The unique ITS2 sequences of the Raphidonema group in the mid-latitudes and the ice core from this study, together with the previous ITS2 sequences of snow algae in Antarctica and the Arctic [6] and those from the NCBI nt database (BLASTn searches were performed to identify the closest sequences in the NCBI nt database, i.e., those with >98.0% similarity) were aligned using the program MAFFT v7.429 [33]. These alignments were carefully checked by eye, and all ambiguous sites and sequences were manually deleted. Sequence clustering was then conducted with ≥98% nt sequence identity using the furthest neighbor algorithm in Mothur 1.44.1 [36]. The maximum-likelihood (ML) tree was inferred using IQ-tree ver. 1.6.12 [46] with the K3P + G4 model, and 1000 replications were carried out for standard bootstrap analysis.

For analyzing the evolutionary approaches of the Raphidonema group, the OTUs that were defined with ≥98% nt sequence identity among sequences were subdivided into five subgroups (Groups A–E) based on a phylogenetic analysis. Using the unique sequences of each subgroup, we performed the following molecular evolutionary analyses. Phylotype networks of unique sequences were then constructed within the Raphidonema group with the median-joining (MJ) method [47] using NETWORK 4.6.11 (http://www.fluxus-engineering.com/sharenet.htm). Because the number of unique sequences was too large for computational and visual network analysis, 200 unique sequences were used for network analysis, including the top 100 unique sequences with the largest number of reads plus 100 randomly picked unique sequences from the 101st and later unique sequences. We additionally generated multiple sets of random 101st–200th sequences by random selection and confirmed that all results were consistent.

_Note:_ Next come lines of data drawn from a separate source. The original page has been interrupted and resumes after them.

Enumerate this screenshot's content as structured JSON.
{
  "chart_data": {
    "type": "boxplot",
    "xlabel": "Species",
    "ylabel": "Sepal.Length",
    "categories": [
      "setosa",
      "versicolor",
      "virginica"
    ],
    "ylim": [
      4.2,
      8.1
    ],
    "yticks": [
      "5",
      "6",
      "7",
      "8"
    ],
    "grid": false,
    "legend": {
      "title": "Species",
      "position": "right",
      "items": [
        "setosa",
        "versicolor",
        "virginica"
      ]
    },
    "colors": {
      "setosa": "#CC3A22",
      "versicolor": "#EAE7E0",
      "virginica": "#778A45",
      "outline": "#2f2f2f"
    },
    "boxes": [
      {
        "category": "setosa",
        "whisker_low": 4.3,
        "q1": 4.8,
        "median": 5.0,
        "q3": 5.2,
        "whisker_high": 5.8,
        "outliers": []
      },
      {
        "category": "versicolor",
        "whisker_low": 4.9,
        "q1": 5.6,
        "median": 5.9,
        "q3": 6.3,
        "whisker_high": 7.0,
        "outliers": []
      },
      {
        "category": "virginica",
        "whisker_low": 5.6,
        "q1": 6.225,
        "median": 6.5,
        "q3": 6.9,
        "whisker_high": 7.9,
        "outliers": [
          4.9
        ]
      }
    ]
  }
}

Pairwise differences among the four regions (Antarctica, Arctic, mid-latitudes, and the ice core), and ice cores between the newer (1800–2001 AD) and the older (6000–8000 years before present) layers with respect to unique sequence cluster compositions were statistically analyzed with permutational multivariate analysis of variance (PERMANOVA) with R (version 3.6.1) and the VEGAN package.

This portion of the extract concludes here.